Parameterized vertex deletion problems for hereditary graph classes with a block property

For a class of graphs $\mathcal{P}$, the Bounded $\mathcal{P}$-Block Vertex Deletion problem asks, given a graph $G$ on $n$ vertices and positive integers $k$ and $d$, whether there is a set $S$ of at most $k$ vertices such that each block of $G-S$ has at most $d$ vertices and is in $\mathcal{P}$. We show that when $\mathcal{P}$ satisfies a natural hereditary property and is recognizable in polynomial time, Bounded $\mathcal{P}$-Block Vertex Deletion can be solved in time $2^{O(k \log d)}n^{O(1)}$. When $\mathcal{P}$ contains all split graphs, we show that this running time is essentially optimal unless the Exponential Time Hypothesis fails.
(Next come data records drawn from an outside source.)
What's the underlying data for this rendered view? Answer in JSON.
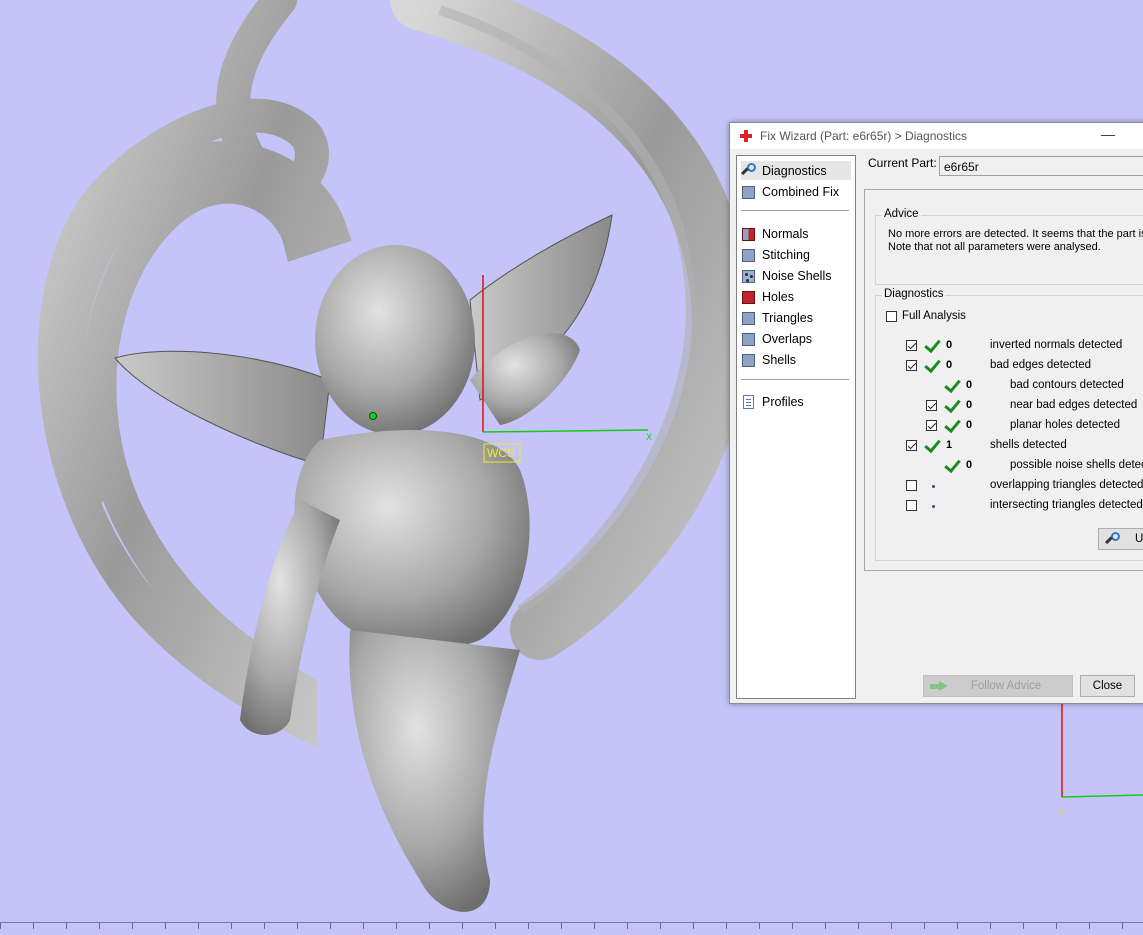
{
  "viewport": {
    "wcs_label": "WCS",
    "x_axis_label": "X",
    "y_axis_label": "Y",
    "background_color": "#c4c4f8"
  },
  "dialog": {
    "title": "Fix Wizard (Part: e6r65r) > Diagnostics",
    "minimize_symbol": "—",
    "nav_items": [
      {
        "label": "Diagnostics",
        "icon": "magnifier-icon"
      },
      {
        "label": "Combined Fix",
        "icon": "cube-icon"
      },
      {
        "label": "Normals",
        "icon": "normals-cube-icon"
      },
      {
        "label": "Stitching",
        "icon": "cube-icon"
      },
      {
        "label": "Noise Shells",
        "icon": "noise-shells-icon"
      },
      {
        "label": "Holes",
        "icon": "holes-cube-icon"
      },
      {
        "label": "Triangles",
        "icon": "cube-icon"
      },
      {
        "label": "Overlaps",
        "icon": "cube-icon"
      },
      {
        "label": "Shells",
        "icon": "cube-icon"
      },
      {
        "label": "Profiles",
        "icon": "document-icon"
      }
    ],
    "current_part_label": "Current Part:",
    "current_part_value": "e6r65r",
    "advice": {
      "legend": "Advice",
      "line1": "No more errors are detected. It seems that the part is",
      "line2": "Note that not all parameters were analysed."
    },
    "diagnostics": {
      "legend": "Diagnostics",
      "full_analysis_label": "Full Analysis",
      "rows": [
        {
          "count": "0",
          "label": "inverted normals detected",
          "checked": true
        },
        {
          "count": "0",
          "label": "bad edges detected",
          "checked": true
        },
        {
          "count": "0",
          "label": "bad contours detected",
          "checked": false
        },
        {
          "count": "0",
          "label": "near bad edges detected",
          "checked": true
        },
        {
          "count": "0",
          "label": "planar holes detected",
          "checked": true
        },
        {
          "count": "1",
          "label": "shells detected",
          "checked": true
        },
        {
          "count": "0",
          "label": "possible noise shells detected",
          "checked": false
        },
        {
          "count": "",
          "label": "overlapping triangles detected",
          "checked": false
        },
        {
          "count": "",
          "label": "intersecting triangles detected",
          "checked": false
        }
      ],
      "update_button_label": "U"
    },
    "follow_advice_label": "Follow Advice",
    "close_label": "Close"
  }
}
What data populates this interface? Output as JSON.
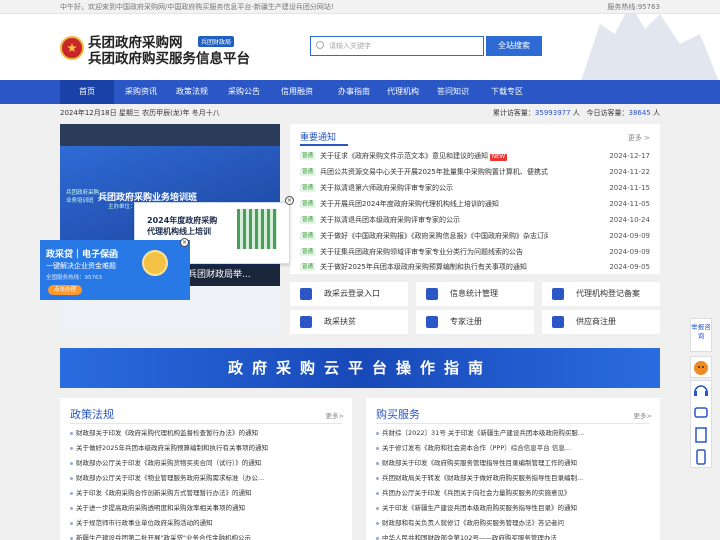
{
  "topbar": {
    "welcome": "中午好，欢迎来到中国政府采购网/中国政府购买服务信息平台-新疆生产建设兵团分网站!",
    "hotline": "服务热线:95763"
  },
  "header": {
    "title1": "兵团政府采购网",
    "title2": "兵团政府购买服务信息平台",
    "badge": "兵团财政局",
    "search_placeholder": "请输入关键字",
    "search_button": "全站搜索"
  },
  "nav": [
    "首页",
    "采购资讯",
    "政策法规",
    "采购公告",
    "信用融资",
    "办事指南",
    "代理机构",
    "答问知识",
    "下载专区"
  ],
  "date": "2024年12月18日 星期三 农历甲辰(龙)年 冬月十八",
  "visits": {
    "total_label": "累计访客量：",
    "total": "35993977",
    "unit1": "人",
    "today_label": "今日访客量：",
    "today": "38645",
    "unit2": "人"
  },
  "banner": {
    "screen_title": "兵团政府采购业务培训班",
    "caption": "兵团财政局举...",
    "left_lines": [
      "兵团政府采购",
      "业务培训班",
      "主办单位：兵团财政局"
    ]
  },
  "popup_ad": {
    "title1": "2024年度政府采购",
    "title2": "代理机构线上培训"
  },
  "left_ad": {
    "title": "政采贷｜电子保函",
    "subtitle": "一键解决企业资金难题",
    "hotline": "全国服务热线：95763",
    "button": "点击办理"
  },
  "notices": {
    "title": "重要通知",
    "more": "更多 >",
    "tag": "普通",
    "new_label": "NEW",
    "items": [
      {
        "text": "关于征求《政府采购文件示范文本》意见和建议的通知",
        "date": "2024-12-17",
        "isnew": true
      },
      {
        "text": "兵团公共资源交易中心关于开展2025年批量集中采购购置计算机、便携式计算机框架协...",
        "date": "2024-11-22"
      },
      {
        "text": "关于拟清退第六师政府采购评审专家的公示",
        "date": "2024-11-15"
      },
      {
        "text": "关于开展兵团2024年度政府采购代理机构线上培训的通知",
        "date": "2024-11-05"
      },
      {
        "text": "关于拟清退兵团本级政府采购评审专家的公示",
        "date": "2024-10-24"
      },
      {
        "text": "关于做好《中国政府采购报》《政府采购信息报》《中国政府采购》杂志订阅工作的通知",
        "date": "2024-09-09"
      },
      {
        "text": "关于征集兵团政府采购领域评审专家专业分类行为问题线索的公告",
        "date": "2024-09-09"
      },
      {
        "text": "关于做好2025年兵团本级政府采购预算编制和执行有关事项的通知",
        "date": "2024-09-05"
      }
    ]
  },
  "quick": [
    "政采云登录入口",
    "信息统计管理",
    "代理机构登记备案",
    "政采扶贫",
    "专家注册",
    "供应商注册"
  ],
  "guide_banner": "政府采购云平台操作指南",
  "policy": {
    "title": "政策法规",
    "more": "更多>",
    "items": [
      "财政部关于印发《政府采购代理机构监督检查暂行办法》的通知",
      "关于做好2025年兵团本级政府采购预算编制和执行有关事项的通知",
      "财政部办公厅关于印发《政府采购货物买卖合同（试行）》的通知",
      "财政部办公厅关于印发《物业管理服务政府采购需求标准（办公...",
      "关于印发《政府采购合作创新采购方式管理暂行办法》的通知",
      "关于进一步提高政府采购透明度和采购效率相关事项的通知",
      "关于规范师市行政事业单位政府采购活动的通知",
      "新疆生产建设兵团第二批开展\"政采贷\"业务合作金融机构公示"
    ]
  },
  "purchase": {
    "title": "购买服务",
    "more": "更多>",
    "items": [
      "兵财综〔2022〕31号 关于印发《新疆生产建设兵团本级政府购买服...",
      "关于修订发布《政府和社会资本合作（PPP）综合信息平台 信息...",
      "财政部关于印发《政府购买服务管理指导性目录编制管理工作的通知",
      "兵团财政局关于转发《财政部关于做好政府购买服务指导性目录编制...",
      "兵团办公厅关于印发《兵团关于向社会力量购买服务的实施意见》",
      "关于印发《新疆生产建设兵团本级政府购买服务指导性目录》的通知",
      "财政部和有关负责人就修订《政府购买服务管理办法》答记者问",
      "中华人民共和国财政部令第102号——政府购买服务管理办法"
    ]
  },
  "side": {
    "report": "举报咨询"
  }
}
On the other hand, if $\mathcal{P}$ consists of only complete graphs, or only cycle graphs and $K_2$, then Bounded $\mathcal{P}$-Block Vertex Deletion admits a $c^{k}n^{O(1)}$-time algorithm for some constant $c$ independent of $d$. We also show that Bounded $\mathcal{P}$-Block Vertex Deletion admits a kernel with $O(k^2 d^7)$ vertices.